Each case is different, but as a general rule most injuries are considered stabilised at about 12 months post injury. Once your injury is stabilised, we can obtain medical evidence regarding the damages aspect of you claim as referred to above. While waiting for your injury to stabilise we gather the evidence needed to prove your case (liability report) and also the evidence to prove your loss and the compensation you are entitled to as a result of that loss, such as tax returns, evidence from your employer, educational records and statements from friends and family regarding the help they had to provide to you due to your injury.

As a general rule most cases finish 15 to 24 months post injury. About 80% to 90% of cases are settled by way of negotiation with the insurer.

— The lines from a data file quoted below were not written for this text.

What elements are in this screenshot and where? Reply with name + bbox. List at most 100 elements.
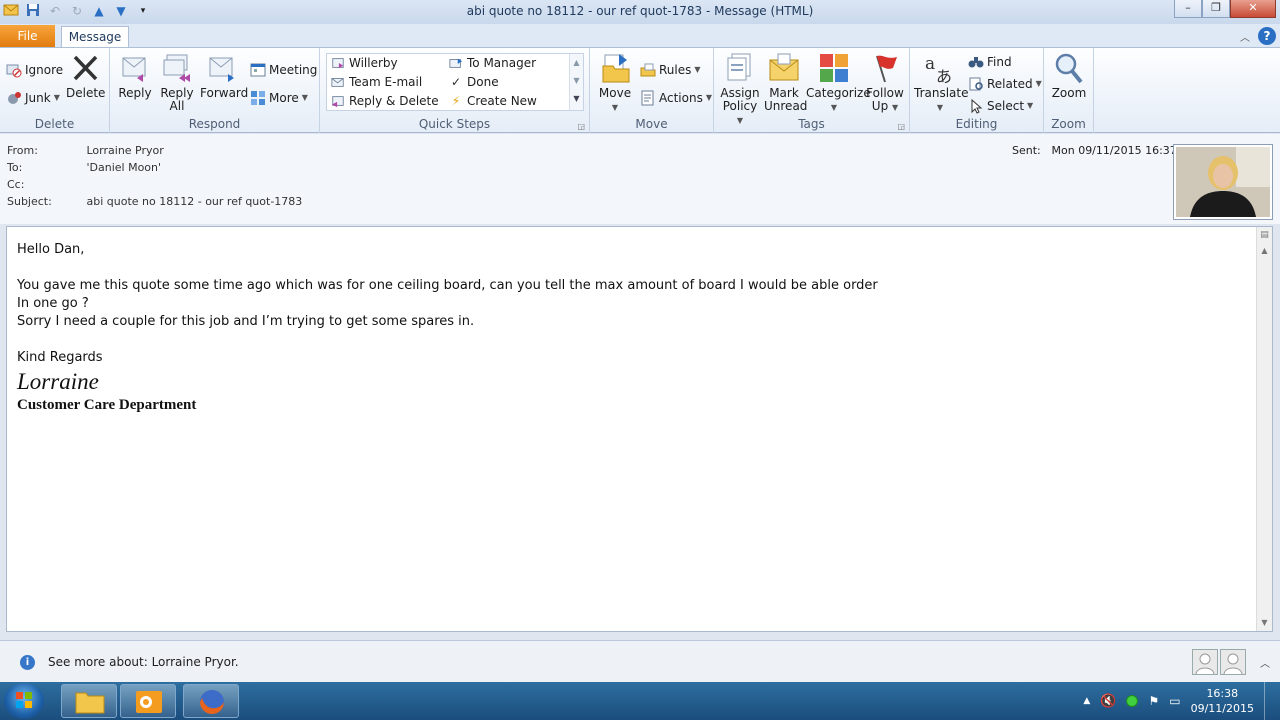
close-button[interactable]: ✕ (1230, 0, 1276, 18)
related-icon (969, 77, 983, 91)
reply-button[interactable]: Reply (116, 52, 154, 100)
reply-all-label-line1: Reply (160, 86, 194, 100)
from-value[interactable]: Lorraine Pryor (87, 144, 164, 157)
delete-button[interactable]: Delete (66, 52, 106, 100)
scroll-up-icon[interactable]: ▲ (570, 54, 583, 72)
reply-all-button[interactable]: Reply All (158, 52, 196, 113)
volume-muted-icon[interactable]: 🔇 (1100, 694, 1116, 709)
gallery-expand-icon[interactable]: ▼ (570, 90, 583, 108)
taskbar-outlook[interactable] (120, 684, 176, 718)
zoom-group: Zoom Zoom (1044, 48, 1094, 133)
show-hidden-icons[interactable]: ▲ (1083, 696, 1090, 706)
rules-button[interactable]: Rules ▼ (640, 60, 701, 80)
categorize-dropdown-icon: ▼ (830, 103, 838, 112)
move-dropdown-icon: ▼ (611, 103, 619, 112)
collapse-ribbon-icon[interactable]: ︿ (1240, 29, 1250, 44)
select-button[interactable]: Select ▼ (968, 96, 1033, 116)
tab-file[interactable]: File (0, 25, 55, 48)
quick-step-create-new[interactable]: ⚡ Create New (449, 92, 537, 110)
assign-policy-button[interactable]: Assign Policy ▼ (718, 52, 762, 127)
sent-value: Mon 09/11/2015 16:37 (1051, 144, 1177, 157)
show-desktop-button[interactable] (1264, 682, 1272, 720)
quick-step-label: Create New (467, 94, 537, 108)
clock-time: 16:38 (1206, 687, 1239, 700)
select-dropdown-icon: ▼ (1027, 101, 1034, 110)
maximize-button[interactable]: ❐ (1202, 0, 1230, 18)
quick-steps-launcher-icon[interactable]: ◲ (577, 122, 585, 131)
body-scrollbar[interactable]: ▤ ▲ ▼ (1256, 227, 1272, 631)
mark-unread-button[interactable]: Mark Unread (764, 52, 807, 113)
reply-delete-icon (331, 96, 344, 108)
reply-all-label-line2: All (169, 99, 185, 113)
contact-avatar[interactable] (1192, 649, 1218, 675)
taskbar-firefox[interactable] (183, 684, 239, 718)
translate-button[interactable]: aあ Translate ▼ (914, 52, 969, 114)
tags-launcher-icon[interactable]: ◲ (897, 122, 905, 131)
action-center-flag-icon[interactable]: ⚑ (1148, 694, 1159, 708)
quick-step-label: Willerby (349, 56, 398, 70)
move-button[interactable]: Move ▼ (596, 52, 634, 114)
subject-value: abi quote no 18112 - our ref quot-1783 (86, 195, 303, 208)
forward-icon (209, 57, 234, 82)
rules-dropdown-icon: ▼ (694, 65, 701, 74)
start-button[interactable] (4, 683, 44, 719)
cc-row: Cc: (7, 177, 83, 193)
split-icon[interactable]: ▤ (1257, 227, 1272, 243)
actions-button[interactable]: Actions ▼ (640, 88, 712, 108)
ignore-button[interactable]: Ignore (6, 60, 63, 80)
find-button[interactable]: Find (968, 52, 1012, 72)
scroll-up-icon[interactable]: ▲ (1257, 243, 1272, 259)
sender-photo[interactable] (1173, 144, 1273, 220)
quick-step-team-email[interactable]: Team E-mail (331, 73, 422, 91)
quick-step-to-manager[interactable]: To Manager (449, 54, 536, 72)
window-title: abi quote no 18112 - our ref quot-1783 -… (466, 4, 814, 18)
outlook-icon (136, 691, 162, 713)
minimize-button[interactable]: – (1174, 0, 1202, 18)
more-respond-button[interactable]: More ▼ (250, 88, 308, 108)
to-value[interactable]: 'Daniel Moon' (87, 161, 162, 174)
junk-button[interactable]: Junk ▼ (6, 88, 60, 108)
categorize-button[interactable]: Categorize ▼ (806, 52, 871, 114)
find-label: Find (987, 55, 1012, 69)
help-icon[interactable]: ? (1258, 27, 1276, 45)
follow-up-button[interactable]: Follow Up ▼ (864, 52, 906, 114)
quick-step-done[interactable]: ✓ Done (449, 73, 499, 91)
network-icon[interactable]: ▭ (1169, 694, 1180, 708)
taskbar-explorer[interactable] (61, 684, 117, 718)
editing-group: aあ Translate ▼ Find Related ▼ Select ▼ E… (910, 48, 1044, 133)
quick-step-reply-delete[interactable]: Reply & Delete (331, 92, 439, 110)
scroll-down-icon[interactable]: ▼ (1257, 615, 1272, 631)
actions-icon (641, 90, 654, 106)
ribbon: Ignore Junk ▼ Delete Delete Reply Reply … (0, 47, 1280, 133)
meeting-button[interactable]: Meeting (250, 60, 317, 80)
quick-step-label: Team E-mail (349, 75, 423, 89)
reply-label: Reply (118, 86, 152, 100)
quick-steps-scroll[interactable]: ▲ ▼ ▼ (569, 54, 583, 110)
respond-group: Reply Reply All Forward Meeting More ▼ R… (110, 48, 320, 133)
contact-avatar[interactable] (1220, 649, 1246, 675)
checkmark-icon: ✓ (450, 75, 462, 89)
delete-label: Delete (66, 86, 106, 100)
magnifier-icon (1055, 53, 1083, 84)
move-folder-icon (602, 54, 630, 83)
zoom-group-label: Zoom (1051, 117, 1086, 131)
junk-dropdown-icon: ▼ (53, 93, 60, 102)
status-green-icon[interactable] (1126, 695, 1139, 707)
rules-icon (640, 63, 656, 77)
actions-dropdown-icon: ▼ (705, 93, 712, 102)
expand-people-pane-icon[interactable]: ︿ (1260, 655, 1270, 670)
greeting-line: Hello Dan, (17, 242, 85, 257)
tab-message[interactable]: Message (61, 26, 129, 48)
scroll-down-icon[interactable]: ▼ (570, 72, 583, 90)
taskbar-clock[interactable]: 16:38 09/11/2015 (1191, 686, 1254, 716)
related-button[interactable]: Related ▼ (968, 74, 1042, 94)
translate-dropdown-icon: ▼ (936, 103, 944, 112)
body-line-3: Sorry I need a couple for this job and I… (17, 314, 475, 329)
follow-up-line1: Follow (866, 86, 904, 100)
see-more-link[interactable]: See more about: Lorraine Pryor. (48, 655, 239, 669)
message-body[interactable]: Hello Dan, You gave me this quote some t… (6, 226, 1273, 632)
forward-button[interactable]: Forward (200, 52, 248, 100)
zoom-button[interactable]: Zoom (1048, 52, 1090, 100)
categorize-label: Categorize (806, 86, 871, 100)
quick-step-willerby[interactable]: Willerby (331, 54, 398, 72)
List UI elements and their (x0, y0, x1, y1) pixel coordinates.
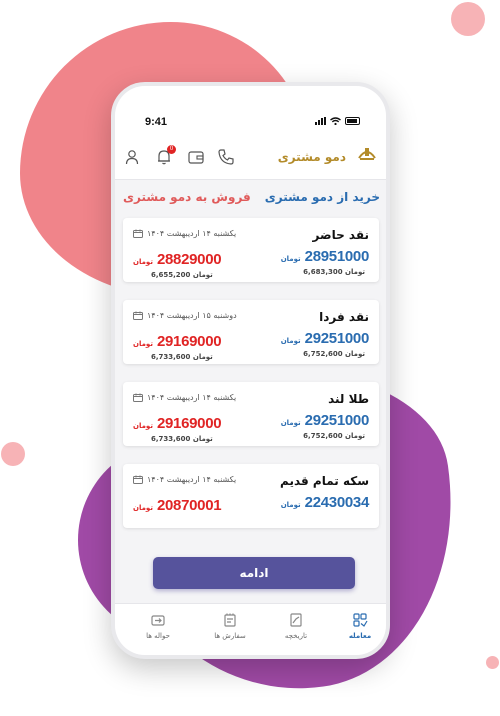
card-title: طلا لند (328, 392, 369, 406)
trade-icon (353, 613, 368, 627)
history-icon (290, 613, 302, 627)
sell-price-value: 28829000 (156, 251, 222, 268)
nav-item-remittance[interactable]: حواله ها (128, 612, 188, 640)
brand-logo-icon (358, 148, 376, 160)
brand-name: دمو مشتری (277, 150, 346, 164)
buy-price-value: 29251000 (304, 412, 370, 429)
card-title: سکه تمام قدیم (280, 474, 369, 488)
sell-price: 29169000 تومان (133, 415, 222, 432)
nav-label-history: تاریخچه (284, 632, 308, 640)
sell-price-unit: تومان (133, 422, 153, 430)
nav-item-trade[interactable]: معامله (330, 612, 386, 640)
sell-price-unit: تومان (133, 504, 153, 512)
sell-price-unit: تومان (133, 340, 153, 348)
sell-price-sub: 6,733,600 تومان (151, 435, 213, 443)
system-icons (315, 117, 360, 125)
orders-icon (224, 613, 236, 627)
buy-price-value: 28951000 (304, 248, 370, 265)
card-date: یکشنبه ۱۴ اردیبهشت ۱۴۰۴ (133, 229, 236, 238)
app-header: دمو مشتری 0 (115, 134, 386, 180)
nav-label-remittance: حواله ها (146, 632, 170, 640)
status-bar: 9:41 (115, 86, 386, 134)
sell-price: 29169000 تومان (133, 333, 222, 350)
card-date-text: دوشنبه ۱۵ اردیبهشت ۱۴۰۴ (147, 311, 237, 320)
stage: 9:41 دمو مشتری 0 خرید از دمو مشتری فروش … (0, 0, 500, 716)
sell-price-sub: 6,655,200 تومان (151, 271, 213, 279)
status-time: 9:41 (145, 116, 168, 128)
notification-badge: 0 (167, 145, 176, 154)
buy-price-unit: تومان (280, 255, 301, 263)
section-headings: خرید از دمو مشتری فروش به دمو مشتری (115, 186, 386, 210)
card-date-text: یکشنبه ۱۴ اردیبهشت ۱۴۰۴ (147, 393, 237, 402)
buy-price: 29251000 تومان (280, 330, 370, 347)
signal-icon (315, 117, 326, 125)
calendar-icon (133, 393, 143, 402)
price-card[interactable]: نقد حاضر یکشنبه ۱۴ اردیبهشت ۱۴۰۴ 2895100… (123, 218, 379, 282)
card-date: یکشنبه ۱۴ اردیبهشت ۱۴۰۴ (133, 393, 236, 402)
buy-price-value: 22430034 (304, 494, 370, 511)
decorative-dot (486, 656, 499, 669)
card-date: دوشنبه ۱۵ اردیبهشت ۱۴۰۴ (133, 311, 237, 320)
user-icon[interactable] (123, 148, 141, 166)
wallet-icon[interactable] (187, 148, 205, 166)
continue-button[interactable]: ادامه (153, 557, 355, 589)
notifications-button[interactable]: 0 (155, 145, 176, 166)
sell-section-title: فروش به دمو مشتری (123, 190, 251, 204)
buy-price: 28951000 تومان (280, 248, 370, 265)
card-date: یکشنبه ۱۴ اردیبهشت ۱۴۰۴ (133, 475, 236, 484)
sell-price-unit: تومان (133, 258, 153, 266)
card-date-text: یکشنبه ۱۴ اردیبهشت ۱۴۰۴ (147, 475, 237, 484)
card-date-text: یکشنبه ۱۴ اردیبهشت ۱۴۰۴ (147, 229, 237, 238)
buy-price-unit: تومان (280, 419, 301, 427)
decorative-dot (451, 2, 485, 36)
remittance-icon (151, 615, 165, 626)
nav-label-trade: معامله (348, 632, 372, 640)
decorative-dot (1, 442, 25, 466)
nav-label-orders: سفارش ها (214, 632, 246, 640)
buy-section-title: خرید از دمو مشتری (264, 190, 380, 204)
price-card[interactable]: نقد فردا دوشنبه ۱۵ اردیبهشت ۱۴۰۴ 2925100… (123, 300, 379, 364)
sell-price: 28829000 تومان (133, 251, 222, 268)
buy-price: 22430034 تومان (280, 494, 370, 511)
calendar-icon (133, 311, 143, 320)
buy-price-sub: 6,752,600 تومان (303, 350, 365, 358)
wifi-icon (330, 117, 341, 125)
calendar-icon (133, 475, 143, 484)
nav-item-orders[interactable]: سفارش ها (200, 612, 260, 640)
battery-icon (345, 117, 360, 125)
price-card[interactable]: طلا لند یکشنبه ۱۴ اردیبهشت ۱۴۰۴ 29251000… (123, 382, 379, 446)
sell-price: 20870001 تومان (133, 497, 222, 514)
buy-price-sub: 6,752,600 تومان (303, 432, 365, 440)
nav-item-history[interactable]: تاریخچه (266, 612, 326, 640)
bottom-nav: معامله تاریخچه سفارش ها حواله ها (115, 603, 386, 655)
phone-icon[interactable] (217, 148, 235, 166)
buy-price: 29251000 تومان (280, 412, 370, 429)
sell-price-value: 29169000 (156, 415, 222, 432)
sell-price-value: 29169000 (156, 333, 222, 350)
phone-frame: 9:41 دمو مشتری 0 خرید از دمو مشتری فروش … (111, 82, 390, 659)
price-card[interactable]: سکه تمام قدیم یکشنبه ۱۴ اردیبهشت ۱۴۰۴ 22… (123, 464, 379, 528)
buy-price-unit: تومان (280, 501, 301, 509)
calendar-icon (133, 229, 143, 238)
sell-price-value: 20870001 (156, 497, 222, 514)
buy-price-unit: تومان (280, 337, 301, 345)
sell-price-sub: 6,733,600 تومان (151, 353, 213, 361)
buy-price-sub: 6,683,300 تومان (303, 268, 365, 276)
buy-price-value: 29251000 (304, 330, 370, 347)
card-title: نقد حاضر (312, 228, 369, 242)
card-title: نقد فردا (319, 310, 369, 324)
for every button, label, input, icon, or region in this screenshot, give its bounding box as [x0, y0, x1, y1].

What legal costs do I have to pay?

The legal costs consist of two components:

  • The Professional Costs for the work we do in running your case. The insurer has to pay a proportion of those costs if you win your case. You do not have to pay our professional costs until you receive compensation from your case. If you don’t receive compensation, we don’t seek the payment of our costs – this is referred to as a conditional cost agreement or a no win no fee agreement.
  • In the event your case goes to court and you lose the case, the court would order you to pay a proportion of the insurer’s legal costs. We provide advice to you in relation to whether you should take your case to court.
  • Disbursements – This refers to money spent on obtaining the evidence, for example medical records and reports, engineer’s reports, accountant’s reports and also expenses incurred in photocopying/printing/phone. If you can pay the disbursements as they are incurred, particularly for medical reports you will avoid incurring overdraft interest. If you win your case the insurer will have to reimburse you for a percentage of the disbursements incurred. Unless you elect to pay the disbursements as they are incurred, the disbursements also do not become payable until you receive compensation.